Boeing’s assumption was that erroneous stabilizer nose-down inputs by MCAS, such as those experienced by both the JT610 and ET302 crews, would be diagnosed as runaway stabilizer. The checklist to counter runaway stabilizer includes using the cutout switches to de-power the stabilizer trim motor. The ET302 crew followed this, but not until the aircraft was severely out of trim following the MCAS inputs triggered by faulty angle-of-attack (AOA) data that told the system the aircraft’s nose was too high.

Unable to move the stabilizer manually, the ET302 crew moved the cutout switches to power the stabilizer trim motors—something the runaway stabilizer checklist states should not be done. While this enabled their column-mounted electric trim input switches, it*also re-activated MCAS, which again received the faulty AOA data and trimmed the stabilizer nose down, leading to a fatal dive.

The simulator session underscored the importance of reacting quickly to uncommanded stabilizer movements and avoiding a severe out-of-trim condition, one of the pilots involved said. “I don’t think the situation would be survivable at 350 kt. and below 5,000 ft.,” this pilot noted.*

The ET302 crew climbed through 5,000 ft. shortly after de-powering the trim motors, and got to about 8,000 ft.—the same amount of altitude the US crew used up during the roller-coaster maneuvers—before the final dive.

A second pilot not involved in the session but who reviewed the scenario’s details said it highlighted several training opportunities.

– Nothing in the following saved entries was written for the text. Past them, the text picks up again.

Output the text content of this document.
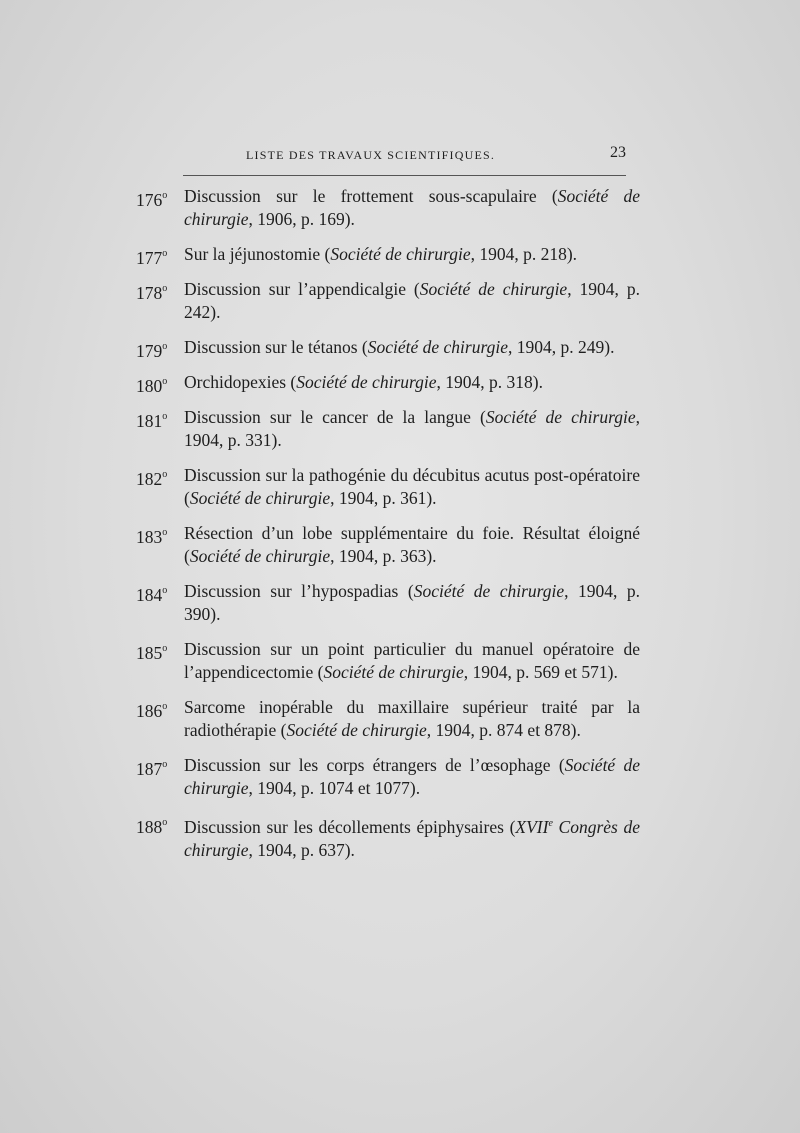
LISTE DES TRAVAUX SCIENTIFIQUES.	23
176$^o$ Discussion sur le frottement sous-scapulaire (Société de chirurgie, 1906, p. 169).
177$^o$ Sur la jéjunostomie (Société de chirurgie, 1904, p. 218).
178$^o$ Discussion sur l’appendicalgie (Société de chirurgie, 1904, p. 242).
179$^o$ Discussion sur le tétanos (Société de chirurgie, 1904, p. 249).
180$^o$ Orchidopexies (Société de chirurgie, 1904, p. 318).
181$^o$ Discussion sur le cancer de la langue (Société de chirurgie, 1904, p. 331).
182$^o$ Discussion sur la pathogénie du décubitus acutus post-opératoire (Société de chirurgie, 1904, p. 361).
183$^o$ Résection d’un lobe supplémentaire du foie. Résultat éloigné (Société de chirurgie, 1904, p. 363).
184$^o$ Discussion sur l’hypospadias (Société de chirurgie, 1904, p. 390).
185$^o$ Discussion sur un point particulier du manuel opératoire de l’appendicectomie (Société de chirurgie, 1904, p. 569 et 571).
186$^o$ Sarcome inopérable du maxillaire supérieur traité par la radiothérapie (Société de chirurgie, 1904, p. 874 et 878).
187$^o$ Discussion sur les corps étrangers de l’œsophage (Société de chirurgie, 1904, p. 1074 et 1077).
188$^o$ Discussion sur les décollements épiphysaires (XVIIe Congrès de chirurgie, 1904, p. 637).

“This is the sort of simulator experience airline crews need to gain an understanding of how runaway trim can make the aircraft very difficult to control, and how important it is to rehearse use of manual trim inputs,” this pilot said.*

While Boeing’s runaway stabilizer checklist does not specify it, the second pilot recommended a maximum thrust of 75% N1 and a 4 deg. nose-up pitch to keep airspeed under control.

Boeing is developing*modifications*to MCAS as well as additional training.*Simulator sessions*are expected to be integrated into recurrent training, and may be required by some regulators, and opted for by some airlines, before pilots are cleared to fly MAXs again. The MAX fleet has been grounded since mid-March, a direct result of the two accidents.